According to Dahl (2016: 435), we can see these as similar to Boyd's 
(1999) homeostatic property clusters (HPC):

"Accordingto HPC theory, a natural kind is a group of entities with 
stable similarities, where there may however be no properties shared by 
all and only the members of the group. The only condition is that the 
similarities are stable enough to make better than chance predictions 
and that there are maintained by “homeostatic causal mechanisms”. In the 
case of biological species, these mechanisms are inheritance of shared 
genetic material and environmental pressures."

So this is presented by Spike (2020) as an alternative to the 
tripartition between descriptive (p-)categories, comparative 
(g-)concepts, and innate natural-kind categories.

However:

(i) Dahl and Spike do not really suggest that such "clusters" can serve 
as language-particular descriptive categories (the English Perfect still 
needs to be distinguished from the Spanish Perfect, because they don't 
have exactly the same conditions of use)

(ii) HPC theory does not help us understand how generative grammar 
operates (the main reason I introduced the notion of a "natural-kinds 
programme" was that I wanted to explain why generative linguists are 
doing what they are doing; e.g. here: https://dlc.hypotheses.org/1012)

(iii) Even though the Dahlian tense-aspect clusters are of course 
extremely interesting typological generalizations, we do not understand 
their "homeostatic causal mechanisms" well.

(iv) Clearly, in order to arrive at Dahlian clusters, one needs 
comparative concepts of the token-based type, e.g. questionnaire 
translations, or parallel texts.
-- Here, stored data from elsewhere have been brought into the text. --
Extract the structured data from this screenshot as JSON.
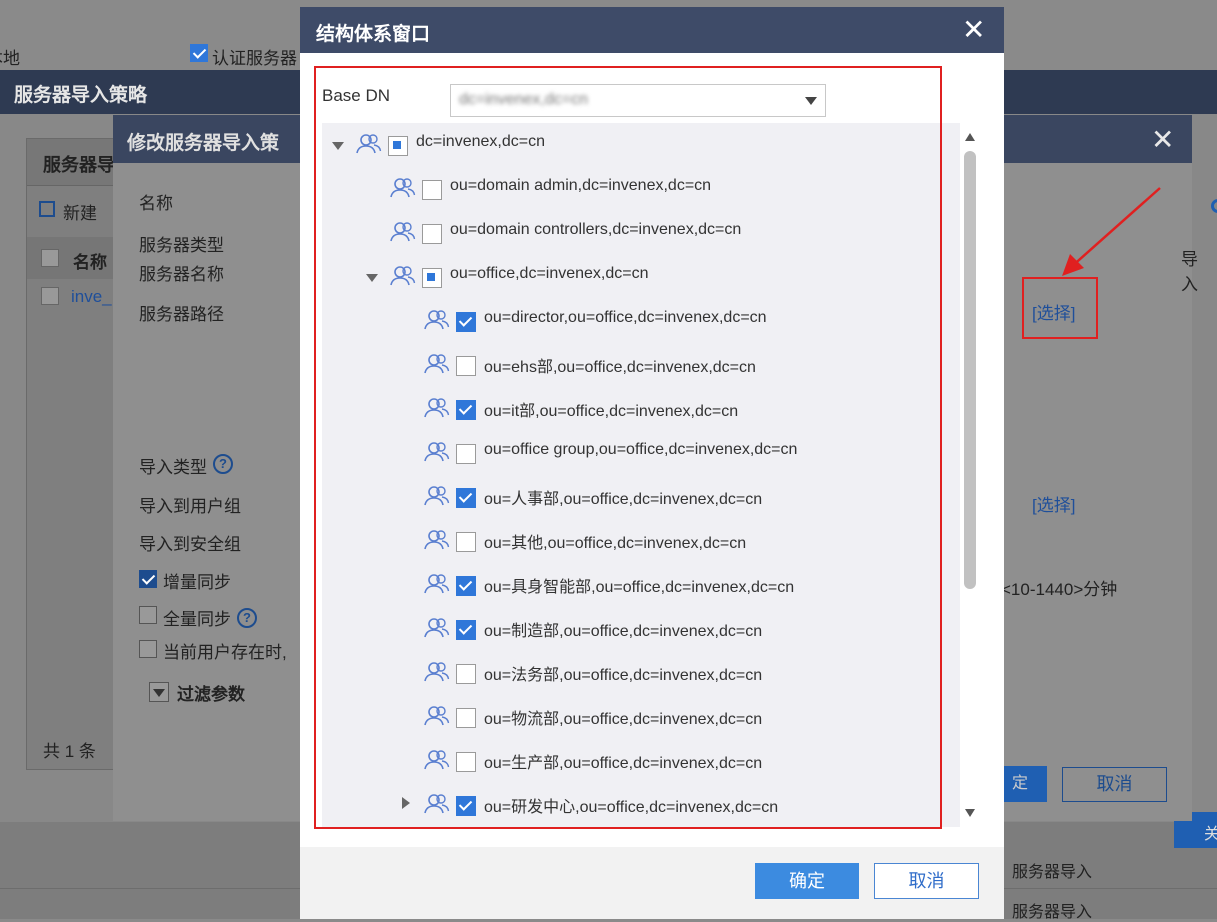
{
  "background": {
    "top_bar": {
      "local_text": "本地",
      "auth_checkbox_label": "认证服务器"
    },
    "policy_window": {
      "title": "服务器导入策略",
      "panel_title": "服务器导",
      "new_button": "新建",
      "col_name": "名称",
      "row_name": "inve_",
      "footer_count": "共 1 条",
      "bottom_right_btn": "关"
    },
    "bottom_list": [
      "服务器导入",
      "服务器导入"
    ]
  },
  "edit_dialog": {
    "title": "修改服务器导入策",
    "fields": {
      "name": "名称",
      "server_type": "服务器类型",
      "server_name": "服务器名称",
      "server_path": "服务器路径",
      "import_type": "导入类型",
      "import_to_user_group": "导入到用户组",
      "import_to_security_group": "导入到安全组",
      "incremental_sync": "增量同步",
      "full_sync": "全量同步",
      "existing_user": "当前用户存在时,",
      "filter_params": "过滤参数"
    },
    "right": {
      "select_link_1": "[选择]",
      "select_link_2": "[选择]",
      "interval_text": "<10-1440>分钟",
      "col_import_partial": "导入",
      "ok_partial": "定",
      "cancel": "取消"
    }
  },
  "structure_window": {
    "title": "结构体系窗口",
    "base_dn_label": "Base DN",
    "base_dn_value": "dc=invenex,dc=cn",
    "tree": [
      {
        "label": "dc=invenex,dc=cn",
        "level": 0,
        "checked": "partial",
        "expanded": true
      },
      {
        "label": "ou=domain admin,dc=invenex,dc=cn",
        "level": 1,
        "checked": "none"
      },
      {
        "label": "ou=domain controllers,dc=invenex,dc=cn",
        "level": 1,
        "checked": "none"
      },
      {
        "label": "ou=office,dc=invenex,dc=cn",
        "level": 1,
        "checked": "partial",
        "expanded": true
      },
      {
        "label": "ou=director,ou=office,dc=invenex,dc=cn",
        "level": 2,
        "checked": "checked"
      },
      {
        "label": "ou=ehs部,ou=office,dc=invenex,dc=cn",
        "level": 2,
        "checked": "none"
      },
      {
        "label": "ou=it部,ou=office,dc=invenex,dc=cn",
        "level": 2,
        "checked": "checked"
      },
      {
        "label": "ou=office group,ou=office,dc=invenex,dc=cn",
        "level": 2,
        "checked": "none"
      },
      {
        "label": "ou=人事部,ou=office,dc=invenex,dc=cn",
        "level": 2,
        "checked": "checked"
      },
      {
        "label": "ou=其他,ou=office,dc=invenex,dc=cn",
        "level": 2,
        "checked": "none"
      },
      {
        "label": "ou=具身智能部,ou=office,dc=invenex,dc=cn",
        "level": 2,
        "checked": "checked"
      },
      {
        "label": "ou=制造部,ou=office,dc=invenex,dc=cn",
        "level": 2,
        "checked": "checked"
      },
      {
        "label": "ou=法务部,ou=office,dc=invenex,dc=cn",
        "level": 2,
        "checked": "none"
      },
      {
        "label": "ou=物流部,ou=office,dc=invenex,dc=cn",
        "level": 2,
        "checked": "none"
      },
      {
        "label": "ou=生产部,ou=office,dc=invenex,dc=cn",
        "level": 2,
        "checked": "none"
      },
      {
        "label": "ou=研发中心,ou=office,dc=invenex,dc=cn",
        "level": 2,
        "checked": "checked",
        "collapsed_arrow": true
      }
    ],
    "ok_button": "确定",
    "cancel_button": "取消"
  },
  "colors": {
    "accent": "#3c8be0",
    "header_dark": "#3e4b68",
    "highlight_red": "#e02020"
  }
}
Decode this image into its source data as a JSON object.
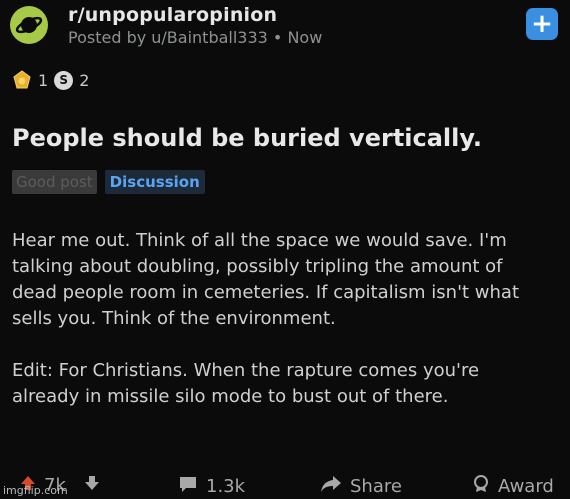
{
  "post": {
    "subreddit": "r/unpopularopinion",
    "posted_by": "Posted by u/Baintball333 • Now",
    "awards": [
      {
        "icon": "gold-award-icon",
        "count": "1"
      },
      {
        "icon": "silver-award-icon",
        "count": "2"
      }
    ],
    "title": "People should be buried vertically.",
    "flairs": [
      "Good post",
      "Discussion"
    ],
    "body": [
      "Hear me out. Think of all the space we would save. I'm talking about doubling, possibly tripling the amount of dead people room in cemeteries. If capitalism isn't what sells you. Think of the environment.",
      "Edit: For Christians. When the rapture comes you're already in missile silo mode to bust out of there."
    ],
    "vote_count": "7k",
    "comment_count": "1.3k",
    "share_label": "Share",
    "award_label": "Award"
  },
  "watermark": "imgflip.com",
  "colors": {
    "accent": "#3a8fe0",
    "flair": "#5aa5ee",
    "background": "#0b0b0b"
  }
}
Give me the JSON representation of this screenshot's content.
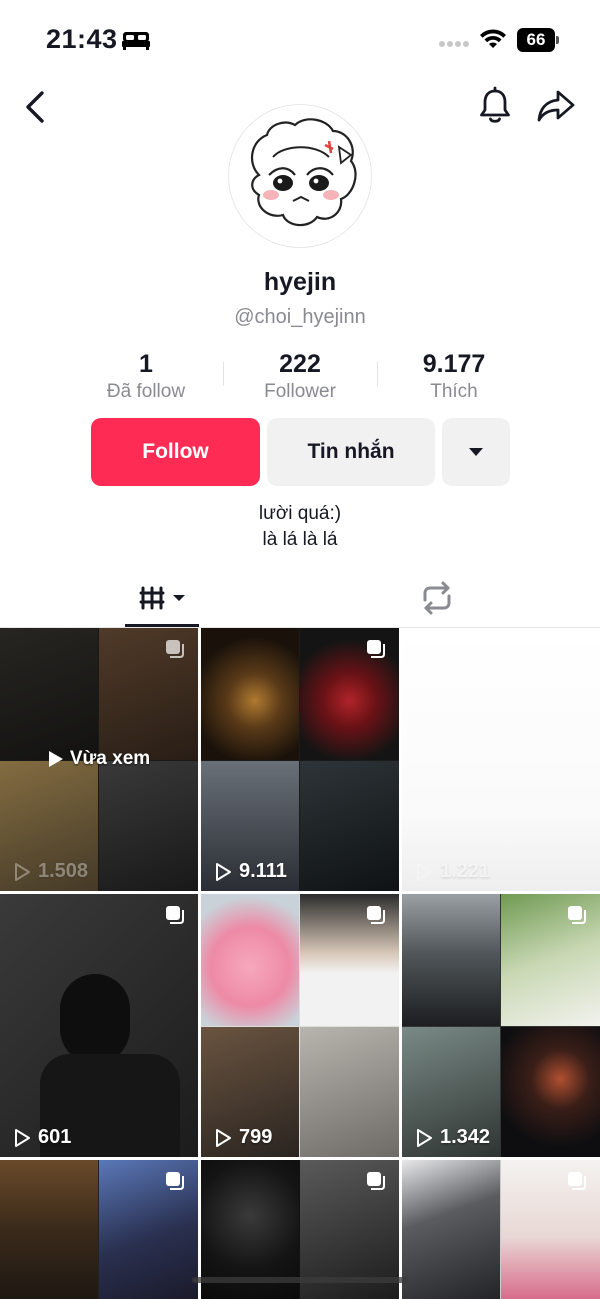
{
  "status_bar": {
    "time": "21:43",
    "battery": "66"
  },
  "profile": {
    "display_name": "hyejin",
    "username": "@choi_hyejinn",
    "stats": [
      {
        "value": "1",
        "label": "Đã follow"
      },
      {
        "value": "222",
        "label": "Follower"
      },
      {
        "value": "9.177",
        "label": "Thích"
      }
    ],
    "buttons": {
      "follow": "Follow",
      "message": "Tin nhắn"
    },
    "bio": [
      "lười quá:)",
      "là lá là lá"
    ]
  },
  "colors": {
    "accent": "#fe2c55",
    "secondary_button": "#f1f1f2",
    "muted_text": "#8a8b91"
  },
  "grid": {
    "watched_label": "Vừa xem",
    "counts": [
      "1.508",
      "9.111",
      "1.221",
      "601",
      "799",
      "1.342"
    ]
  }
}
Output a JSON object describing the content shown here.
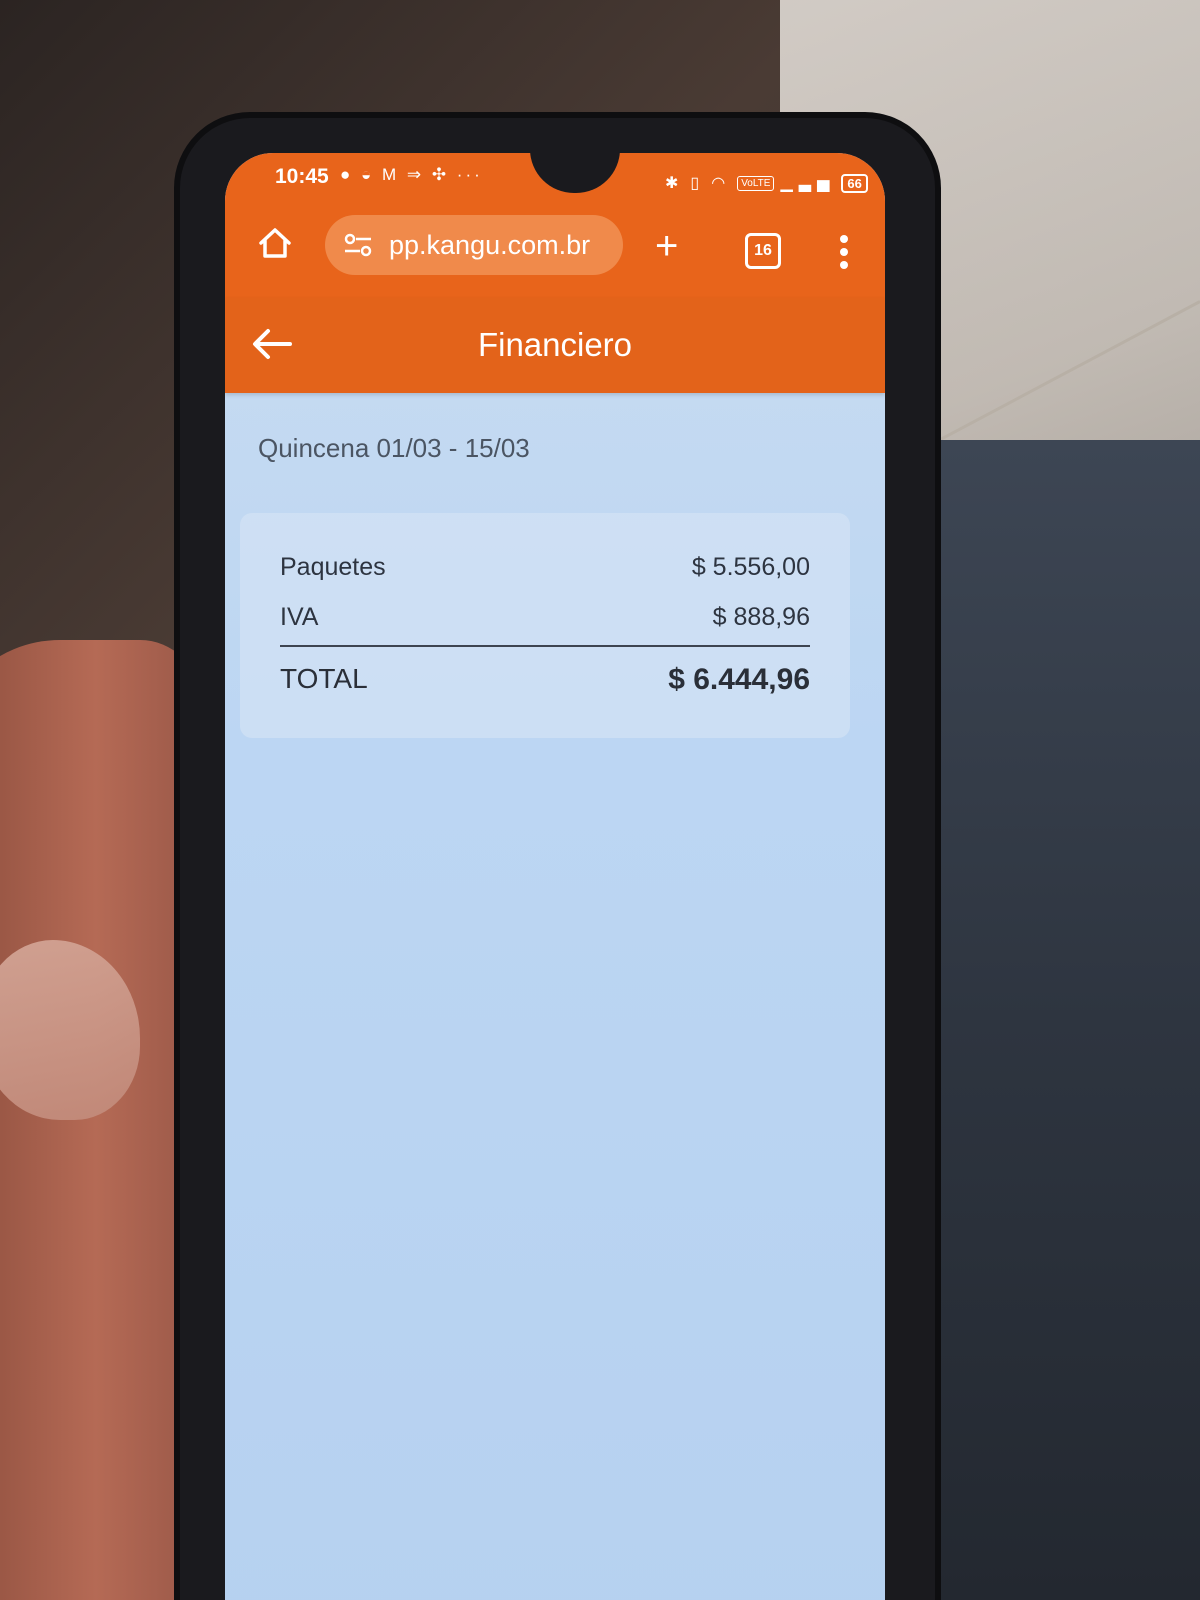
{
  "status_bar": {
    "time": "10:45",
    "left_icons": "● ◒ M ⇒ ✣ ···",
    "volte_badge": "VoLTE",
    "battery_level": "66"
  },
  "browser": {
    "url": "pp.kangu.com.br",
    "tab_count": "16",
    "accent_color": "#e8641b"
  },
  "app_header": {
    "title": "Financiero"
  },
  "period": {
    "label": "Quincena 01/03 - 15/03"
  },
  "summary": {
    "rows": [
      {
        "label": "Paquetes",
        "value": "$ 5.556,00"
      },
      {
        "label": "IVA",
        "value": "$ 888,96"
      }
    ],
    "total": {
      "label": "TOTAL",
      "value": "$ 6.444,96"
    }
  }
}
There is no counterpart to this in 
biological HPCs – the "similarities" are not defined in the same 
(semi-arbitrary) way as in linguistics.

(v) Spike argues that“Theutility of some kind does not require 
clear-cut, exceptionless definitions, but rather a track record of being 
used in successful inferences... Agronomists can tell you what to plant, 
geologists have a good idea of where to look for oil...”

But while agronomists and geologists have had successes which are 
evident from usesful applications, the same can hardly be said about 
theoretical linguistics. So we don't have an independent way of 
assessing how successful or concepts are.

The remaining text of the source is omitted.